Затем она помогла Джованни сложить несколько старых покрывал и поблекших от солнца подушек, чтобы устроить удобное место для ее матери.

— Синьора Фонтана укроется здесь, под навесом, — сказал молодой человек.

Успокоенная Мариетта побежала обратно вверх по ступеням за Изеппо, который ушел, чтобы привести ее мать.

Катина была окружена соседями и их детьми. Казалось, что вся деревня пришла, чтобы проститься с Мариеттой. Все взрослые знали, что этот отъезд значил для них обеих, и не было ни одной женщины, у которой глаза не были бы наполнены слезами. Изеппо предложил Каттине опереться на его руку, но ее бил кашель. Когда он увидел, что она не может даже подняться со скамейки, он взял ее на руки. Глядя через плечо, он позвал Мариетту, которая получала маленькие подарки в виде пирожных и засахаренных фруктов для путешествия.

— Усердно учись, маленький жаворонок!

Мариетта вырвалась из объятий готовой расплакаться синьоры Тиепо и побежала догонять Изеппо. Печаль, исходящая от женщин, вновь пробудила ужасные опасения в ее душе. Как будто они думали, что она никогда больше не вернется домой.

Каттину удобно усадили при помощи подушек, прислоненных к импровизированной кровати, и Мариетта стала на колени, чтобы обернуть ее шалью. На берегу Джованни с хлыстом в руке запрыгнул на спину большой тягловой лошади, которая должна была тащить баржу на буксирном канате. При крике его приемного отца он стегнул кнутом лошадь, и она тяжело пошла вперед.

Мариетта смотрела, как буксирный канат и баржа начали двигаться. Дети собрались на берегу, чтобы проводить ее. Она печально махала им рукой до тех пор, пока они не скрылись из виду.

Каттина закрыла глаза.
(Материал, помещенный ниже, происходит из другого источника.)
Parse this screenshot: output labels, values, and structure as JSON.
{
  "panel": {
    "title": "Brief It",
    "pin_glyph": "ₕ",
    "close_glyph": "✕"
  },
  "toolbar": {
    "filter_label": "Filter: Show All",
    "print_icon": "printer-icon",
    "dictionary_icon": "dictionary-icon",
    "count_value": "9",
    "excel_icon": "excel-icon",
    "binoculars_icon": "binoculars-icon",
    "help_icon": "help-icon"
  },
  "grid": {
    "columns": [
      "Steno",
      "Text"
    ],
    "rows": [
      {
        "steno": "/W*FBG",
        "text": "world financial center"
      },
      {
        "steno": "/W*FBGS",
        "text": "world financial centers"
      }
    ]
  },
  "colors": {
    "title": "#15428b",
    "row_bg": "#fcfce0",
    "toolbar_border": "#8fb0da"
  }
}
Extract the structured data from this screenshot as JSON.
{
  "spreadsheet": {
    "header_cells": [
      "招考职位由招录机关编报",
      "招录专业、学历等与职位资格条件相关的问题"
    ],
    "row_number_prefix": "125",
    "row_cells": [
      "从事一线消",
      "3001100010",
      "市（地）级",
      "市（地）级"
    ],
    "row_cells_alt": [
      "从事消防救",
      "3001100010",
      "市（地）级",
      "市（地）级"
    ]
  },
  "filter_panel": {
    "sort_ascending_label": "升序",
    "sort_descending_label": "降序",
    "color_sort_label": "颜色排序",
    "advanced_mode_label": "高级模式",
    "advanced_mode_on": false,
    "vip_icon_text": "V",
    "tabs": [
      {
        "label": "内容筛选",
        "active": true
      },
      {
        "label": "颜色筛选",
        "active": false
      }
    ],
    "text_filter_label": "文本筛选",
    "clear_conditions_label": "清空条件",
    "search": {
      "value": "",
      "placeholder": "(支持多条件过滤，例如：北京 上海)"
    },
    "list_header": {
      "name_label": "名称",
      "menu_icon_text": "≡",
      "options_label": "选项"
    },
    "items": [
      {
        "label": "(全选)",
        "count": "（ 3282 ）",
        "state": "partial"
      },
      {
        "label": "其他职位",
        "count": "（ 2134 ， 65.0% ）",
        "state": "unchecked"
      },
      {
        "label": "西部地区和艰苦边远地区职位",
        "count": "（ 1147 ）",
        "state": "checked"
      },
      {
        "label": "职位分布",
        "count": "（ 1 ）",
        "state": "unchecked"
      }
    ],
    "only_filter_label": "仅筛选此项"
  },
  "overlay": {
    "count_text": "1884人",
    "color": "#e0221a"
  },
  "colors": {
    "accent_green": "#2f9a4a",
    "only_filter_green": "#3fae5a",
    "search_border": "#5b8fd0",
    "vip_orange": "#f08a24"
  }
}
Она никогда не чувствовала себя такой слабой, боль в груди была очень острой. Голоса Изеппо и Мариетты слышались как будто издалека, и все казалось немного нереальным. Она предполагала, что прошло какое-то время, когда ей предложили поесть, но она отказалась, хотя сделала несколько глотков вина.

— Здесь так много можно увидеть, мама, — сказала Мариетта.
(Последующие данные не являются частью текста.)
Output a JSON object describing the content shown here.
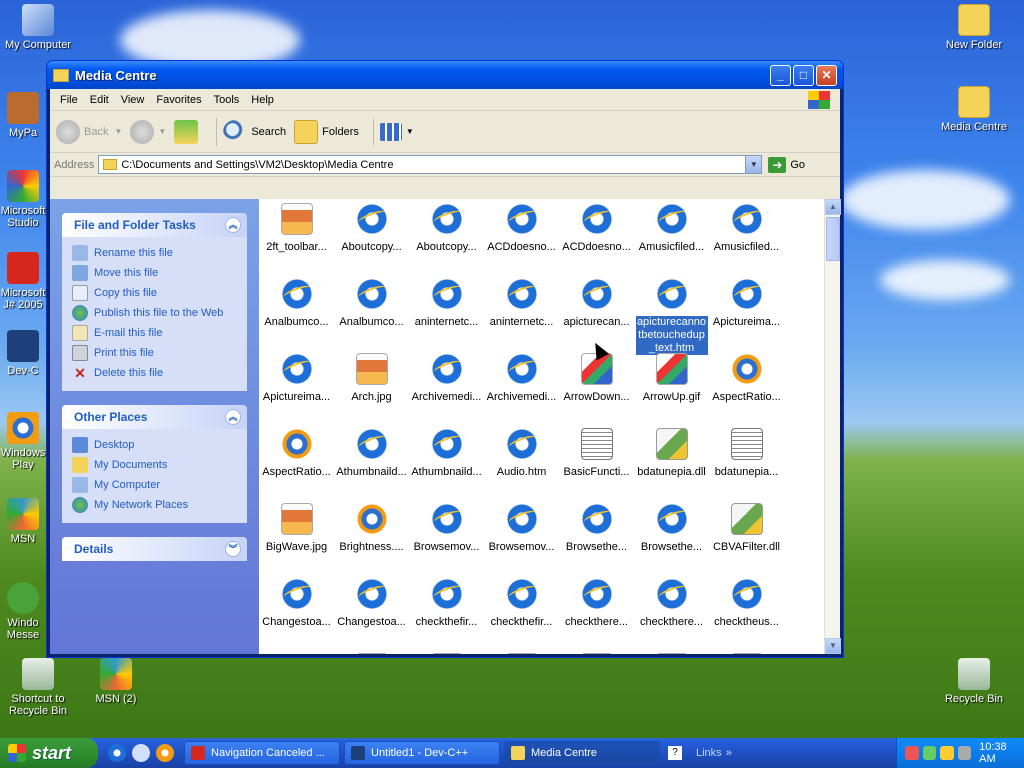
{
  "desktop": {
    "icons": [
      {
        "label": "My Computer"
      },
      {
        "label": "MyPa"
      },
      {
        "label": "Microsoft Studio"
      },
      {
        "label": "Microsoft J# 2005"
      },
      {
        "label": "Dev-C"
      },
      {
        "label": "Windows Play"
      },
      {
        "label": "MSN"
      },
      {
        "label": "Windo Messe"
      },
      {
        "label": "Shortcut to Recycle Bin"
      },
      {
        "label": "MSN (2)"
      },
      {
        "label": "New Folder"
      },
      {
        "label": "Media Centre"
      },
      {
        "label": "Recycle Bin"
      }
    ]
  },
  "window": {
    "title": "Media Centre",
    "menu": [
      "File",
      "Edit",
      "View",
      "Favorites",
      "Tools",
      "Help"
    ],
    "toolbar": {
      "back": "Back",
      "search": "Search",
      "folders": "Folders"
    },
    "address": {
      "label": "Address",
      "value": "C:\\Documents and Settings\\VM2\\Desktop\\Media Centre",
      "go": "Go"
    },
    "file_tasks": {
      "title": "File and Folder Tasks",
      "items": [
        "Rename this file",
        "Move this file",
        "Copy this file",
        "Publish this file to the Web",
        "E-mail this file",
        "Print this file",
        "Delete this file"
      ]
    },
    "other_places": {
      "title": "Other Places",
      "items": [
        "Desktop",
        "My Documents",
        "My Computer",
        "My Network Places"
      ]
    },
    "details": {
      "title": "Details"
    },
    "files": [
      {
        "name": "2ft_toolbar...",
        "type": "img"
      },
      {
        "name": "Aboutcopy...",
        "type": "ie"
      },
      {
        "name": "Aboutcopy...",
        "type": "ie"
      },
      {
        "name": "ACDdoesno...",
        "type": "ie"
      },
      {
        "name": "ACDdoesno...",
        "type": "ie"
      },
      {
        "name": "Amusicfiled...",
        "type": "ie"
      },
      {
        "name": "Amusicfiled...",
        "type": "ie"
      },
      {
        "name": "Analbumco...",
        "type": "ie"
      },
      {
        "name": "Analbumco...",
        "type": "ie"
      },
      {
        "name": "aninternetc...",
        "type": "ie"
      },
      {
        "name": "aninternetc...",
        "type": "ie"
      },
      {
        "name": "apicturecan...",
        "type": "ie"
      },
      {
        "name": "apicturecannotbetouchedup_text.htm",
        "type": "ie",
        "selected": true
      },
      {
        "name": "Apictureima...",
        "type": "ie"
      },
      {
        "name": "Apictureima...",
        "type": "ie"
      },
      {
        "name": "Arch.jpg",
        "type": "img"
      },
      {
        "name": "Archivemedi...",
        "type": "ie"
      },
      {
        "name": "Archivemedi...",
        "type": "ie"
      },
      {
        "name": "ArrowDown...",
        "type": "gif"
      },
      {
        "name": "ArrowUp.gif",
        "type": "gif"
      },
      {
        "name": "AspectRatio...",
        "type": "media"
      },
      {
        "name": "AspectRatio...",
        "type": "media"
      },
      {
        "name": "Athumbnaild...",
        "type": "ie"
      },
      {
        "name": "Athumbnaild...",
        "type": "ie"
      },
      {
        "name": "Audio.htm",
        "type": "ie"
      },
      {
        "name": "BasicFuncti...",
        "type": "doc"
      },
      {
        "name": "bdatunepia.dll",
        "type": "dll"
      },
      {
        "name": "bdatunepia...",
        "type": "doc"
      },
      {
        "name": "BigWave.jpg",
        "type": "img"
      },
      {
        "name": "Brightness....",
        "type": "media"
      },
      {
        "name": "Browsemov...",
        "type": "ie"
      },
      {
        "name": "Browsemov...",
        "type": "ie"
      },
      {
        "name": "Browsethe...",
        "type": "ie"
      },
      {
        "name": "Browsethe...",
        "type": "ie"
      },
      {
        "name": "CBVAFilter.dll",
        "type": "dll"
      },
      {
        "name": "Changestoa...",
        "type": "ie"
      },
      {
        "name": "Changestoa...",
        "type": "ie"
      },
      {
        "name": "checkthefir...",
        "type": "ie"
      },
      {
        "name": "checkthefir...",
        "type": "ie"
      },
      {
        "name": "checkthere...",
        "type": "ie"
      },
      {
        "name": "checkthere...",
        "type": "ie"
      },
      {
        "name": "checktheus...",
        "type": "ie"
      },
      {
        "name": "",
        "type": "ie"
      },
      {
        "name": "",
        "type": "img"
      },
      {
        "name": "",
        "type": "img"
      },
      {
        "name": "",
        "type": "img"
      },
      {
        "name": "",
        "type": "img"
      },
      {
        "name": "",
        "type": "img"
      },
      {
        "name": "",
        "type": "img"
      }
    ]
  },
  "taskbar": {
    "start": "start",
    "buttons": [
      {
        "label": "Navigation Canceled ..."
      },
      {
        "label": "Untitled1 - Dev-C++"
      },
      {
        "label": "Media Centre",
        "active": true
      }
    ],
    "links": "Links",
    "clock": "10:38 AM"
  },
  "colors": {
    "accent": "#0058ee",
    "selection": "#316ac5",
    "task_link": "#215dc6"
  }
}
— Я хочу отдохнуть, — ответила Каттина слабым шепотом. — Разбуди меня, когда мы приедем в Венецию. — Сон уже уносил ее прочь.

Мариетта надеялась, что ее мать сможет бодрствовать на обратном пути, потому что у Изеппо было много забавных историй о различных достопримечательностях. Были они правдивыми или выдуманными, не имело значения, потому что, когда Каттина смеялась, это облегчало ее ужас, который гнездился как тяжелый камень в ее душе. Они проезжали мимо ферм и виноградников и увидели останки руин римского дворца. Им встречались расположенные для удобства близко к речным берегам огромные виллы, многие работы Палладия. Они были розового, кремового, желтого, персикового или белого цвета. Многие семьи жили в этих резиденциях, и можно было видеть хорошо одетых детей, дам с зонтиками, мужчин на лошадях. У одной из самых роскошных вилл с весело раскрашенной пассажирской баржи сходила группа молодых людей в вихре фалд фраков и трепета вееров. Дверь виллы была гостеприимно распахнута, чтобы принять их.